The Times cites a recent paper by the economists Annamaria Lusardi and Olivia S. Mitchell that “examined women who were working into old age because they had more debt than in previous generations and lacked financial savvy. Older workers who lost their jobs during the financial crisis were more likely to be unemployed long term — especially women, in part because their résumés tended to be spottier.”
When we ran a few articles about being a grandmother, a great many readers wrote in to say they felt ambivalent about their children’s needs for babysitting help from them because they were still working. The image of the relaxed, happy granny has been upended by the stress that so many women feel about their finances, and their children’s need for “free” child care is part of the same problem.

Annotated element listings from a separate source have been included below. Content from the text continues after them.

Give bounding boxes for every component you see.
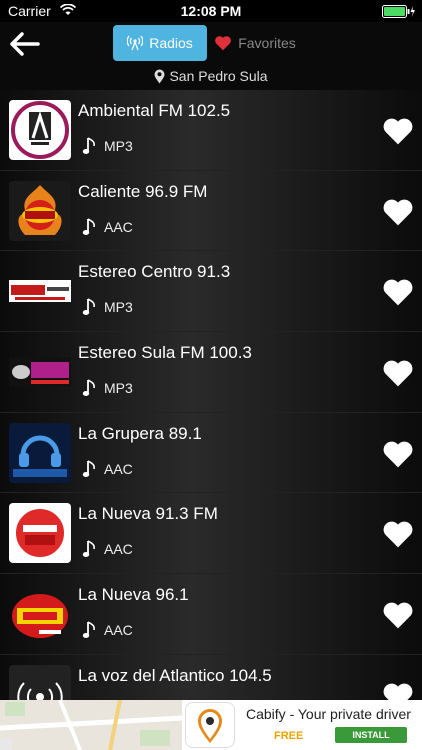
ad-price: FREE — [274, 730, 304, 742]
ad-banner[interactable]: Cabify - Your private driver FREE INSTAL… — [0, 700, 422, 750]
station-row[interactable]: La Grupera 89.1 AAC — [0, 412, 422, 494]
ad-map-image — [0, 700, 182, 750]
station-row[interactable]: Caliente 96.9 FM AAC — [0, 170, 422, 252]
favorite-heart-icon[interactable] — [382, 681, 414, 700]
tab-favorites[interactable]: Favorites — [214, 25, 296, 61]
music-note-icon — [82, 621, 95, 639]
station-name: La voz del Atlantico 104.5 — [78, 665, 272, 685]
station-list: Ambiental FM 102.5 MP3 Caliente 96.9 FM … — [0, 90, 422, 700]
format-label: MP3 — [104, 138, 133, 154]
tab-radios[interactable]: Radios — [113, 25, 207, 61]
music-note-icon — [82, 137, 95, 154]
station-name: Estereo Centro 91.3 — [78, 262, 231, 282]
station-format: MP3 — [82, 136, 133, 156]
station-name: La Nueva 96.1 — [78, 585, 189, 605]
music-note-icon — [82, 298, 95, 316]
station-name: La Grupera 89.1 — [78, 423, 202, 443]
location-label: San Pedro Sula — [169, 68, 268, 84]
station-row[interactable]: La voz del Atlantico 104.5 — [0, 654, 422, 700]
station-row[interactable]: Estereo Centro 91.3 MP3 — [0, 251, 422, 333]
format-label: AAC — [104, 460, 133, 477]
location-pin-icon — [154, 69, 165, 83]
clock: 12:08 PM — [180, 3, 242, 19]
favorite-heart-icon[interactable] — [382, 197, 414, 227]
favorite-heart-icon[interactable] — [382, 519, 414, 549]
battery-icon — [382, 5, 415, 18]
station-name: Estereo Sula FM 100.3 — [78, 343, 252, 363]
station-row[interactable]: La Nueva 96.1 AAC — [0, 574, 422, 655]
format-label: AAC — [104, 541, 133, 558]
antenna-icon — [127, 35, 144, 51]
format-label: AAC — [104, 218, 133, 235]
music-note-icon — [82, 460, 95, 477]
install-button[interactable]: INSTALL — [335, 727, 407, 743]
station-row[interactable]: Ambiental FM 102.5 MP3 — [0, 90, 422, 171]
station-name: Ambiental FM 102.5 — [78, 101, 231, 120]
heart-icon — [215, 36, 232, 51]
cabify-app-icon — [185, 702, 235, 748]
station-format: AAC — [82, 620, 133, 640]
station-format: MP3 — [82, 378, 133, 398]
station-format: MP3 — [82, 297, 133, 317]
station-logo — [9, 664, 71, 700]
favorite-heart-icon[interactable] — [382, 600, 414, 630]
station-logo — [9, 261, 71, 321]
music-note-icon — [82, 379, 95, 397]
station-format: AAC — [82, 217, 133, 237]
tab-radios-label: Radios — [149, 35, 193, 51]
format-label: MP3 — [104, 380, 133, 397]
ad-title: Cabify - Your private driver — [246, 706, 411, 722]
station-logo — [9, 422, 71, 483]
station-logo — [9, 584, 71, 644]
back-arrow-icon[interactable] — [8, 30, 40, 58]
favorite-heart-icon[interactable] — [382, 277, 414, 307]
favorite-heart-icon[interactable] — [382, 439, 414, 469]
station-row[interactable]: La Nueva 91.3 FM AAC — [0, 493, 422, 575]
station-logo — [9, 503, 71, 564]
music-note-icon — [82, 540, 95, 558]
location: San Pedro Sula — [0, 68, 422, 84]
station-format: AAC — [82, 459, 133, 479]
favorite-heart-icon[interactable] — [382, 358, 414, 388]
station-format: AAC — [82, 539, 133, 559]
station-name: La Nueva 91.3 FM — [78, 504, 218, 524]
music-note-icon — [82, 218, 95, 235]
station-logo — [9, 180, 71, 241]
nav-bar: Radios Favorites San Pedro Sula — [0, 22, 422, 90]
favorite-heart-icon[interactable] — [382, 116, 414, 146]
station-name: Caliente 96.9 FM — [78, 181, 208, 201]
format-label: AAC — [104, 622, 133, 639]
station-logo — [9, 342, 71, 402]
format-label: MP3 — [104, 299, 133, 316]
tab-favorites-label: Favorites — [238, 35, 296, 51]
station-row[interactable]: Estereo Sula FM 100.3 MP3 — [0, 332, 422, 413]
station-logo — [9, 100, 71, 160]
status-bar: Carrier 12:08 PM — [0, 0, 422, 22]
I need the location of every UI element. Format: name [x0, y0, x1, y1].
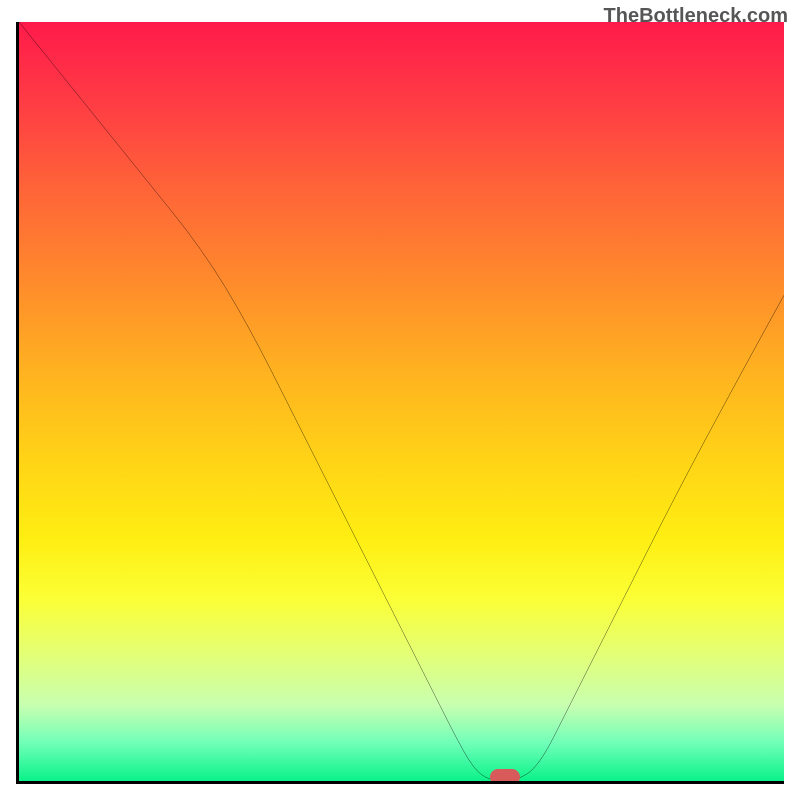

The good news is that people who delay retirement may live longer. A recent study published in the Journal of Epidemiology & Community Health discovered that those who keep working later in life actually have a lower risk of death, and the risk is lower from any cause.
While those who wait to retire until 66 have an 11 percent chance of living longer, that number increases the longer the workers examined worked. Fortune writes, “… the study concluded that those who retired at age 67 were 21 percent less likely to die, at age 70 were 44 percent less likely, and at age 72 were 56 percent less likely than those aged 65.” ()
While those who continue working by necessity rather than choice may resent it, perhaps it can help to know it is good for your health not to retire. A fascinating group of studies by Harvard psychologist Ellen Langer showed that simply reframing how you look at something can have benefits. One study told a group of hotel workers that the cleaning they did was actually good exercise and would help them lose weight. Compared to a control group told nothing, they actually lost more weight during the time period after they got this tip.
Whether by necessity or choice, women are in the workforce, and they are here to stay. Throughout the life cycle, feeling productive and accomplished is a key ingredient in mental well-being. Women who delay retirement may well be extending not only their financial power, but the length and their quality of life itself.